Brother takes color printing on the road
- By Michelle Speir
- Aug 01, 1999
Now that notebook computers let you take computing power on the road, what about printing power? Brother Industries Ltd. has come up with a handy, easy-to-use solution in the form of the MP-21C color ink-jet mobile printer. This little device weighs a mere 2 pounds, 8 ounces and measures only 2 inches by 11.8 inches by 4.2 inches, leaving hardly a footprint.
Furthermore, you won't need to lug around an AC adapter with this printer because it runs off your notebook's power. Power consumption is minimal at 2.5 watts when printing, so it won't drain the notebook's battery.
The MP-21C connects to your notebook via an included PC Card. Installation of the printer and drivers is a breeze using Microsoft Corp.'s Windows 98 installation wizard for new hardware. (The printer is also compatible with Windows 3.1x, Windows 95 and Windows NT 4.0.) One issue to keep in mind, however, is that this wizard usually defaults to the LPT1 printer port on a notebook. Because the MP-21C uses the PC Card to connect, you may need to manually change the port to LPT2, listed as the "Brother Printer Card CI-100."
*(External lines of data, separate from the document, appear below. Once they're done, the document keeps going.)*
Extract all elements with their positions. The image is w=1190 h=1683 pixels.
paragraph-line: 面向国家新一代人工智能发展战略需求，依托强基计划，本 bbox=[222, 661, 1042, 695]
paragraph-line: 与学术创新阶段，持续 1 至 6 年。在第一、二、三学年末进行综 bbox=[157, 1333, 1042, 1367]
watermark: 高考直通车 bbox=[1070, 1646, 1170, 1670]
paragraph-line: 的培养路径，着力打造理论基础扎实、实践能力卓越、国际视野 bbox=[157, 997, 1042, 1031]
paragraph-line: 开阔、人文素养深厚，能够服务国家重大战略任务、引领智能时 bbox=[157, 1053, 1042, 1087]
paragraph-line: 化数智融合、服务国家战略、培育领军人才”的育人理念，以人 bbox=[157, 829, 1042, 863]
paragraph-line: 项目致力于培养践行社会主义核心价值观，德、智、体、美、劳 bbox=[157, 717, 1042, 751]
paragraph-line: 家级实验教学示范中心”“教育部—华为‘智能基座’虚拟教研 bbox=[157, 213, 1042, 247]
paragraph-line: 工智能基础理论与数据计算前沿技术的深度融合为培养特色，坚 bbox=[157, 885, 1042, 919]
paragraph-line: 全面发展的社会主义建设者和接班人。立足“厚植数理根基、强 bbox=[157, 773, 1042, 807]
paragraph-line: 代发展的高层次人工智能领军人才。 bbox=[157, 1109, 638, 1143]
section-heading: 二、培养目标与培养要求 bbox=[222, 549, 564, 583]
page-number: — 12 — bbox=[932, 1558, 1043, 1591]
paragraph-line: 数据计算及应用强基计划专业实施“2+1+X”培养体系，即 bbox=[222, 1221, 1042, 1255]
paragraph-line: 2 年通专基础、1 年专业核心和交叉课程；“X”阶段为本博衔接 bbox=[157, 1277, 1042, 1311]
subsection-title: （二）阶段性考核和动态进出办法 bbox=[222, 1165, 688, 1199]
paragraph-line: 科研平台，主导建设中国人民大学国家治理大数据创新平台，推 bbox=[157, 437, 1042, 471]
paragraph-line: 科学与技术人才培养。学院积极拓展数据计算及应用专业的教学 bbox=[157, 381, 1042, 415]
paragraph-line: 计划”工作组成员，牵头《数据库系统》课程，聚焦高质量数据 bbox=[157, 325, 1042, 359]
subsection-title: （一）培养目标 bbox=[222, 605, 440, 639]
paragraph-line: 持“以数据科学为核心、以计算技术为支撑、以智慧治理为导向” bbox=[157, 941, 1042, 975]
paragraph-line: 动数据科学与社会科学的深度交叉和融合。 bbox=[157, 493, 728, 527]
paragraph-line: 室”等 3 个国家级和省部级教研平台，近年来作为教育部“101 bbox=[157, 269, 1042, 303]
The printer is easy to operate, although paper feeding can be a bit tricky. It reminded us of loading a typewriter - when you had to make sure to feed the page in straight. The MP-21C requires you to feed each page manually and one at a time, although an optional 30-sheet paper feeder is available for $80 (estimated street price).
Another aspect of paper feeding to bear in mind is that the printer was designed to accept paper after the user sends a job to print. If you load a sheet of paper before sending a job, you may find the printer spitting out a blank sheet.
You can feed paper through either a straight paper-path slot (a small opening in the side of the printer) or a paper-feeding slot, which is a small tray that flips open and features paper guides. Both are easy to use. The MP-21C accepts several paper sizes, including letter, legal, A4 and executive as well as a host of envelope sizes. It can handle paper weights from 16 to 42 pounds.
Print quality is good overall, with three modes available: draft, normal and super fine. Plain black text printed in normal mode looked good, although we could see some banding (horizontal lines or stripes) in it. Banding also was visible in certain colors when we printed graphics and photographs, even on the super-fine quality setting.
This printer isn't a speed demon, but then again, that's not its purpose. It took us 1 minute and 49 seconds to print a black-only text page that contained 689 words and almost exactly the same amount of time to print a black-only text page that contained 477 words and a table that included some shading. A large, multicolored graph printed in normal mode took about three minutes to print. Keep in mind that super-fine mode slows down the process considerably.
Overall, we think this printer makes a great addition to your notebook. You may not get the fastest print speeds or the highest quality output on the market today, but the purpose here is mobility and convenience, and you certainly get those. Presumably, you already will have your fancy graphics presentations printed before you leave the office, so this printer is great for those last-minute handouts or emergency print jobs. You could print while waiting in an airport lounge or in the hotel room as you're eating breakfast.
The Brother MP-21C printer is available on the General Services Administration's schedule for $294. You also can purchase an optional parallel cable and AC adapter for $50 (estimated street price).
If you're interested in purchasing this printer with the bells and whistles included, consider the MP-21Cdx, which is the same printer but with the 30-sheet document feeder, parallel cable and AC adapter included. The MP-21Cdx is available on the GSA schedule for $342.